DoJ: Federal agencies must honor ACORN contracts
posted at 11:10 am on November 28, 2009 by Ed Morrissey
No one doubts that Congress has the power of the pursestrings, and can choose to fund or not fund projects as it sees fit — within the Constitution, of course. But does Congress have the power to break contracts? The Department of Justice says no and that any contractual obligations between federal agencies and ACORN have to be met, regardless of Congress’ attempt to defund the controversial group:
The Justice Department has concluded that the Obama administration can lawfully pay the community group Acorn for services provided under contracts signed before Congress banned the government from providing money to the group.
The department’s conclusion, laid out in a recently disclosed five-page memorandum from David Barron, the acting assistant attorney general for the Office of Legal Counsel, adds a new wrinkle to a sharp political debate over the antipoverty group’s activities and recent efforts to distance the government from it. …
A Housing and Urban Development Department lawyer asked the Justice Department whether the new law meant that pre-existing contracts with Acorn should be broken. And in a memorandum signed Oct. 23 and posted online this week, Mr. Barron said the government should continue to make payments to Acorn as required by such contracts.
The new law “should not be read as directing or authorizing HUD to breach a pre-existing binding contractual obligation to make payments to Acorn or its affiliates, subsidiaries or allied organizations where doing so would give rise to contractual liability,” Mr. Barron wrote.
This is an interesting question, and the DoJ may not be wrong here. On those relationships between ACORN and the government that are based on contracts, both parties have an obligation to meet the terms of the contracts. Congress cannot arbitrarily abrogate existing contracts without cause; each contract would have to have been violated by ACORN in some manner to make each contract individually void. The dissipation of its political favor can certainly keep ACORN from gaining any future contracts, but the existing contracts have to be honored.
What remains to be seen is whether these relationships actually were contractual, and what the contractual terms are in each instance. Most government contracts have options to withdraw, usually within a reasonable but short period of time, with due notice. Congress’ action this autumn should have been seen as a mandate to exercise those options. If the money came from grants rather than contracts, then the termination of the relationships should be even easier.

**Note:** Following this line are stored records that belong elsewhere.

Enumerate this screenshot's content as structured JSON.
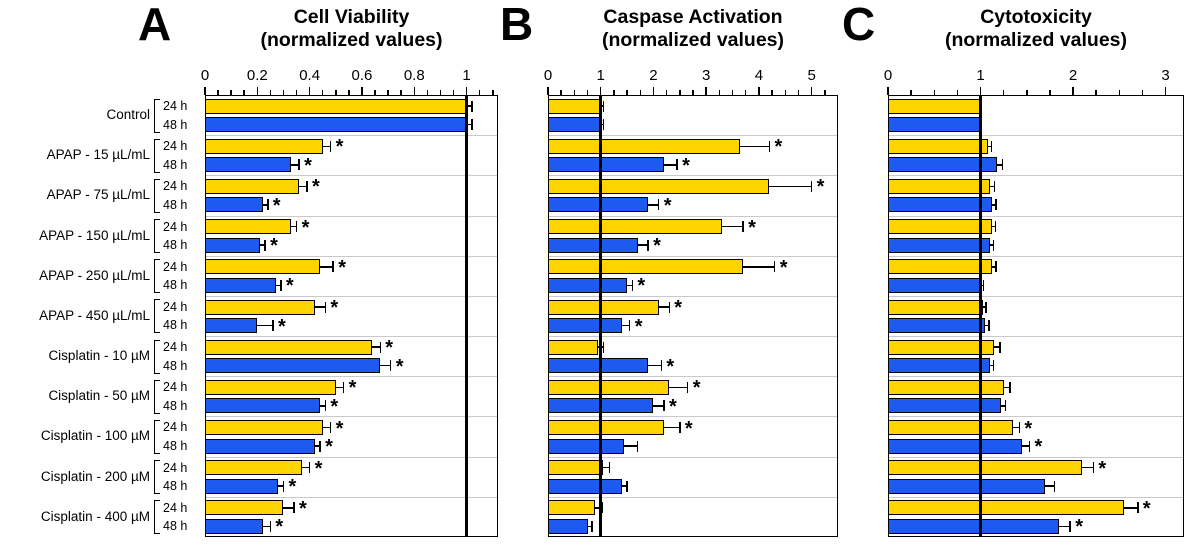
{
  "figure": {
    "background": "#ffffff",
    "bar_outline": "#000000",
    "gridline_color": "#c9c9c9"
  },
  "chart_data": [
    {
      "type": "bar",
      "orientation": "horizontal",
      "panel_letter": "A",
      "title": "Cell Viability",
      "subtitle": "(normalized values)",
      "xlim": [
        0,
        1.12
      ],
      "xticks": [
        0,
        0.2,
        0.4,
        0.6,
        0.8,
        1
      ],
      "xtick_labels": [
        "0",
        "0.2",
        "0.4",
        "0.6",
        "0.8",
        "1"
      ],
      "minor_tick_step": 0.05,
      "reference_line_x": 1,
      "grid": "horizontal-group-separators",
      "legend": "none",
      "categories": [
        "Control",
        "APAP - 15 µL/mL",
        "APAP - 75 µL/mL",
        "APAP - 150 µL/mL",
        "APAP - 250 µL/mL",
        "APAP - 450 µL/mL",
        "Cisplatin - 10 µM",
        "Cisplatin - 50 µM",
        "Cisplatin - 100 µM",
        "Cisplatin - 200 µM",
        "Cisplatin - 400 µM"
      ],
      "series": [
        {
          "name": "24 h",
          "color": "#FFD400",
          "values": [
            1.0,
            0.45,
            0.36,
            0.33,
            0.44,
            0.42,
            0.64,
            0.5,
            0.45,
            0.37,
            0.3
          ],
          "errors": [
            0.02,
            0.03,
            0.03,
            0.02,
            0.05,
            0.04,
            0.03,
            0.03,
            0.03,
            0.03,
            0.04
          ],
          "significant": [
            false,
            true,
            true,
            true,
            true,
            true,
            true,
            true,
            true,
            true,
            true
          ]
        },
        {
          "name": "48 h",
          "color": "#1E5AEF",
          "values": [
            1.0,
            0.33,
            0.22,
            0.21,
            0.27,
            0.2,
            0.67,
            0.44,
            0.42,
            0.28,
            0.22
          ],
          "errors": [
            0.02,
            0.03,
            0.02,
            0.02,
            0.02,
            0.06,
            0.04,
            0.02,
            0.02,
            0.02,
            0.03
          ],
          "significant": [
            false,
            true,
            true,
            true,
            true,
            true,
            true,
            true,
            true,
            true,
            true
          ]
        }
      ]
    },
    {
      "type": "bar",
      "orientation": "horizontal",
      "panel_letter": "B",
      "title": "Caspase Activation",
      "subtitle": "(normalized values)",
      "xlim": [
        0,
        5.5
      ],
      "xticks": [
        0,
        1,
        2,
        3,
        4,
        5
      ],
      "xtick_labels": [
        "0",
        "1",
        "2",
        "3",
        "4",
        "5"
      ],
      "minor_tick_step": 0.25,
      "reference_line_x": 1,
      "grid": "horizontal-group-separators",
      "legend": "none",
      "categories": [
        "Control",
        "APAP - 15 µL/mL",
        "APAP - 75 µL/mL",
        "APAP - 150 µL/mL",
        "APAP - 250 µL/mL",
        "APAP - 450 µL/mL",
        "Cisplatin - 10 µM",
        "Cisplatin - 50 µM",
        "Cisplatin - 100 µM",
        "Cisplatin - 200 µM",
        "Cisplatin - 400 µM"
      ],
      "series": [
        {
          "name": "24 h",
          "color": "#FFD400",
          "values": [
            1.0,
            3.65,
            4.2,
            3.3,
            3.7,
            2.1,
            0.95,
            2.3,
            2.2,
            1.05,
            0.9
          ],
          "errors": [
            0.05,
            0.55,
            0.8,
            0.4,
            0.6,
            0.2,
            0.1,
            0.35,
            0.3,
            0.12,
            0.12
          ],
          "significant": [
            false,
            true,
            true,
            true,
            true,
            true,
            false,
            true,
            true,
            false,
            false
          ]
        },
        {
          "name": "48 h",
          "color": "#1E5AEF",
          "values": [
            1.0,
            2.2,
            1.9,
            1.7,
            1.5,
            1.4,
            1.9,
            2.0,
            1.45,
            1.4,
            0.75
          ],
          "errors": [
            0.05,
            0.25,
            0.2,
            0.2,
            0.1,
            0.15,
            0.25,
            0.2,
            0.25,
            0.1,
            0.08
          ],
          "significant": [
            false,
            true,
            true,
            true,
            true,
            true,
            true,
            true,
            false,
            false,
            false
          ]
        }
      ]
    },
    {
      "type": "bar",
      "orientation": "horizontal",
      "panel_letter": "C",
      "title": "Cytotoxicity",
      "subtitle": "(normalized values)",
      "xlim": [
        0,
        3.2
      ],
      "xticks": [
        0,
        1,
        2,
        3
      ],
      "xtick_labels": [
        "0",
        "1",
        "2",
        "3"
      ],
      "minor_tick_step": 0.25,
      "reference_line_x": 1,
      "grid": "horizontal-group-separators",
      "legend": "none",
      "categories": [
        "Control",
        "APAP - 15 µL/mL",
        "APAP - 75 µL/mL",
        "APAP - 150 µL/mL",
        "APAP - 250 µL/mL",
        "APAP - 450 µL/mL",
        "Cisplatin - 10 µM",
        "Cisplatin - 50 µM",
        "Cisplatin - 100 µM",
        "Cisplatin - 200 µM",
        "Cisplatin - 400 µM"
      ],
      "series": [
        {
          "name": "24 h",
          "color": "#FFD400",
          "values": [
            1.0,
            1.08,
            1.1,
            1.12,
            1.12,
            1.03,
            1.15,
            1.25,
            1.35,
            2.1,
            2.55
          ],
          "errors": [
            0,
            0.04,
            0.05,
            0.04,
            0.05,
            0.03,
            0.06,
            0.07,
            0.07,
            0.12,
            0.15
          ],
          "significant": [
            false,
            false,
            false,
            false,
            false,
            false,
            false,
            false,
            true,
            true,
            true
          ]
        },
        {
          "name": "48 h",
          "color": "#1E5AEF",
          "values": [
            1.0,
            1.18,
            1.12,
            1.1,
            1.0,
            1.05,
            1.1,
            1.22,
            1.45,
            1.7,
            1.85
          ],
          "errors": [
            0,
            0.06,
            0.05,
            0.04,
            0.03,
            0.04,
            0.04,
            0.05,
            0.08,
            0.1,
            0.12
          ],
          "significant": [
            false,
            false,
            false,
            false,
            false,
            false,
            false,
            false,
            true,
            false,
            true
          ]
        }
      ]
    }
  ]
}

The basic principle of law is that it binds the lawmakers as well as the governed. If we are to enforce contractual law, then the federal government has to meet the same obligations as every other citizen in its contractual relationships. Otherwise we encourage arbitrary despotism rather than the rule of law, and ACORN isn’t worth changing that basic fabric of the American system. Let’s keep up the pressure on Congress to ensure that ACORN does not get any more contracts with federal agencies. Congress certainly has that power, and can apply that now and in the future.